Declaring that “the worst of COVID-19 is now over”, Mr Koulizos said Adelaide is attracting “more than its fair share of overseas migrants and international students” since international borders have reopened, “due to its status as a regional area, which makes it easier for overseas migrants to gain permanent residency, and its affordability relative to other major capital cities.”
Western Australia
Damian Collins, managing director of Momentum Wealth, said Western Australia remained relatively attractive and affordable for home buyers and investors due its low housing prices, strong income, and robust labour market.
He cited the data from CoreLogic which showed that unlike most of Australia, the Perth residential property market has experienced growth, rising 2.4 per cent over the 12 months to February.
The expert also noted the Real Estate Institute of Western Australia’s (REIWA) figures showed that the number of properties listed for sale has remained below 8,000 since the start of 2023 — far below the typical balanced market range of 13,000 to 14,000 listings — while rental listings have dropped from 11,000 in 2016 to being consistently under 2,000 since August 2022. Notably, a balanced market in the state typically sees around 6,000 rental listings.
“The restrictions in the construction market have caused dwelling approvals to fall to the lowest levels in nearly 40 years,” Mr Collins said.
“There is a significant undersupply of residential houses and rentals within the Perth market, which is expected to tighten as supply is unable to keep up with the growing demand of a rising population,” he forecasted.
Tasmania
Despite strong underlying fundamentals and an impressive performance during the first half of 2022, Simon Pressley, head of research at Propertyology, noted that most locations across the state have experienced a slight decline in property values during the fourth quarter.
While the state boasts a strong economic outlook, characterising conditions that typically position the local market for a “spectacular property boom” and strong confidence among real estate buyers, he said the current softening in the market was caused by “buyer fatigue”.
“The state, especially Hobart, has enjoyed one of the longest growth cycles that any Australian city has ever seen.

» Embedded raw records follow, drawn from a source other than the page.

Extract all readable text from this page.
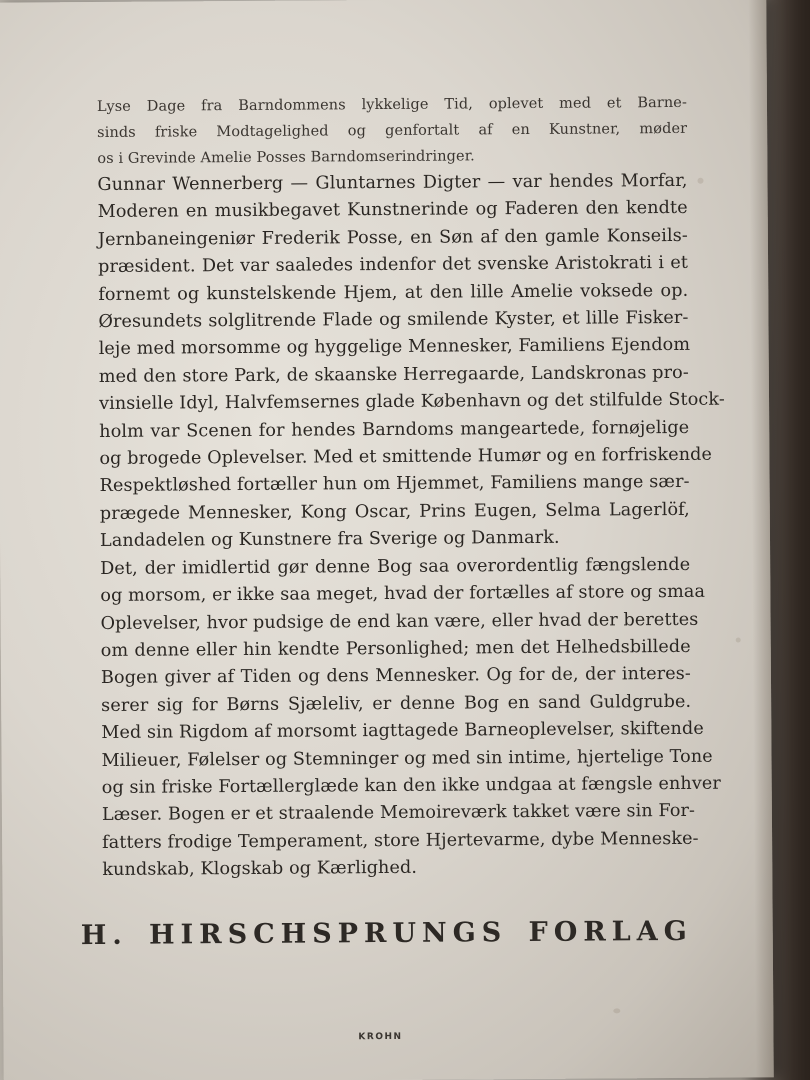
Lyse Dage fra Barndommens lykkelige Tid, oplevet med et Barne-
sinds friske Modtagelighed og genfortalt af en Kunstner, møder
os i Grevinde Amelie Posses Barndomserindringer.
Gunnar Wennerberg — Gluntarnes Digter — var hendes Morfar,
Moderen en musikbegavet Kunstnerinde og Faderen den kendte
Jernbaneingeniør Frederik Posse, en Søn af den gamle Konseils-
præsident. Det var saaledes indenfor det svenske Aristokrati i et
fornemt og kunstelskende Hjem, at den lille Amelie voksede op.
Øresundets solglitrende Flade og smilende Kyster, et lille Fisker-
leje med morsomme og hyggelige Mennesker, Familiens Ejendom
med den store Park, de skaanske Herregaarde, Landskronas pro-
vinsielle Idyl, Halvfemsernes glade København og det stilfulde Stock-
holm var Scenen for hendes Barndoms mangeartede, fornøjelige
og brogede Oplevelser. Med et smittende Humør og en forfriskende
Respektløshed fortæller hun om Hjemmet, Familiens mange sær-
prægede Mennesker, Kong Oscar, Prins Eugen, Selma Lagerlöf,
Landadelen og Kunstnere fra Sverige og Danmark.
Det, der imidlertid gør denne Bog saa overordentlig fængslende
og morsom, er ikke saa meget, hvad der fortælles af store og smaa
Oplevelser, hvor pudsige de end kan være, eller hvad der berettes
om denne eller hin kendte Personlighed; men det Helhedsbillede
Bogen giver af Tiden og dens Mennesker. Og for de, der interes-
serer sig for Børns Sjæleliv, er denne Bog en sand Guldgrube.
Med sin Rigdom af morsomt iagttagede Barneoplevelser, skiftende
Milieuer, Følelser og Stemninger og med sin intime, hjertelige Tone
og sin friske Fortællerglæde kan den ikke undgaa at fængsle enhver
Læser. Bogen er et straalende Memoireværk takket være sin For-
fatters frodige Temperament, store Hjertevarme, dybe Menneske-
kundskab, Klogskab og Kærlighed.
H. HIRSCHSPRUNGS FORLAG
KROHN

So, it is possible that buyers are now catching their breaths,” he said.
He explained that this softening in values correlated with the start of the interest rate cycle in May 2022.

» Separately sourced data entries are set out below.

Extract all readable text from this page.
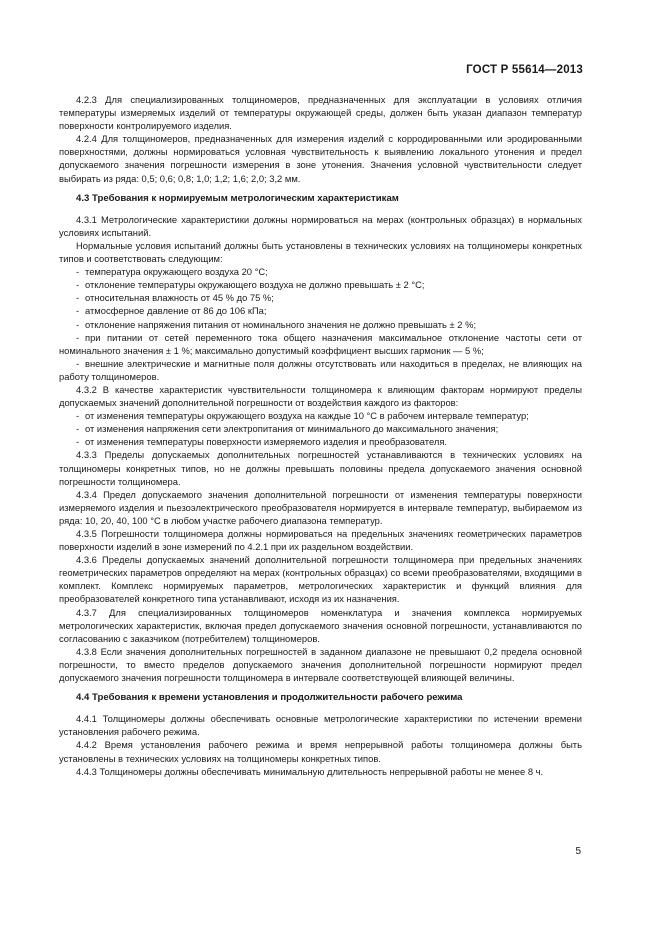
ГОСТ Р 55614—2013

4.2.3 Для специализированных толщиномеров, предназначенных для эксплуатации в условиях отличия температуры измеряемых изделий от температуры окружающей среды, должен быть указан диапазон температур поверхности контролируемого изделия.

4.2.4 Для толщиномеров, предназначенных для измерения изделий с корродированными или эродированными поверхностями, должны нормироваться условная чувствительность к выявлению локального утонения и предел допускаемого значения погрешности измерения в зоне утонения. Значения условной чувствительности следует выбирать из ряда: 0,5; 0,6; 0,8; 1,0; 1,2; 1,6; 2,0; 3,2 мм.

4.3 Требования к нормируемым метрологическим характеристикам

4.3.1 Метрологические характеристики должны нормироваться на мерах (контрольных образцах) в нормальных условиях испытаний.

Нормальные условия испытаний должны быть установлены в технических условиях на толщиномеры конкретных типов и соответствовать следующим:

- температура окружающего воздуха 20 °С;

- отклонение температуры окружающего воздуха не должно превышать ± 2 °С;

- относительная влажность от 45 % до 75 %;

- атмосферное давление от 86 до 106 кПа;

- отклонение напряжения питания от номинального значения не должно превышать ± 2 %;

- при питании от сетей переменного тока общего назначения максимальное отклонение частоты сети от номинального значения ± 1 %; максимально допустимый коэффициент высших гармоник — 5 %;

- внешние электрические и магнитные поля должны отсутствовать или находиться в пределах, не влияющих на работу толщиномеров.

4.3.2 В качестве характеристик чувствительности толщиномера к влияющим факторам нормируют пределы допускаемых значений дополнительной погрешности от воздействия каждого из факторов:

- от изменения температуры окружающего воздуха на каждые 10 °С в рабочем интервале температур;

- от изменения напряжения сети электропитания от минимального до максимального значения;

- от изменения температуры поверхности измеряемого изделия и преобразователя.

4.3.3 Пределы допускаемых дополнительных погрешностей устанавливаются в технических условиях на толщиномеры конкретных типов, но не должны превышать половины предела допускаемого значения основной погрешности толщиномера.

4.3.4 Предел допускаемого значения дополнительной погрешности от изменения температуры поверхности измеряемого изделия и пьезоэлектрического преобразователя нормируется в интервале температур, выбираемом из ряда: 10, 20, 40, 100 °С в любом участке рабочего диапазона температур.

4.3.5 Погрешности толщиномера должны нормироваться на предельных значениях геометрических параметров поверхности изделий в зоне измерений по 4.2.1 при их раздельном воздействии.

4.3.6 Пределы допускаемых значений дополнительной погрешности толщиномера при предельных значениях геометрических параметров определяют на мерах (контрольных образцах) со всеми преобразователями, входящими в комплект. Комплекс нормируемых параметров, метрологических характеристик и функций влияния для преобразователей конкретного типа устанавливают, исходя из их назначения.

4.3.7 Для специализированных толщиномеров номенклатура и значения комплекса нормируемых метрологических характеристик, включая предел допускаемого значения основной погрешности, устанавливаются по согласованию с заказчиком (потребителем) толщиномеров.

4.3.8 Если значения дополнительных погрешностей в заданном диапазоне не превышают 0,2 предела основной погрешности, то вместо пределов допускаемого значения дополнительной погрешности нормируют предел допускаемого значения погрешности толщиномера в интервале соответствующей влияющей величины.

4.4 Требования к времени установления и продолжительности рабочего режима

4.4.1 Толщиномеры должны обеспечивать основные метрологические характеристики по истечении времени установления рабочего режима.

4.4.2 Время установления рабочего режима и время непрерывной работы толщиномера должны быть установлены в технических условиях на толщиномеры конкретных типов.

4.4.3 Толщиномеры должны обеспечивать минимальную длительность непрерывной работы не менее 8 ч.

5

“During Hobart’s eight-year cycle that produced 130 per cent capital growth, quarterly sales volumes hovered between 750 and 850, whereas Q4 2022 saw a reduction to 690 transactions.
While there is no evidence of distressed sales or excess housing supply as the volume of properties added to the sales market remains at normal levels, he noted the properties listed for sale are taking longer to shift, indicating a slower market.
“The current total volume of resale supply listings is on par with the same time five years ago, when Hobart’s total population was 11 per cent less and its property market was booming,” Mr Pressley said.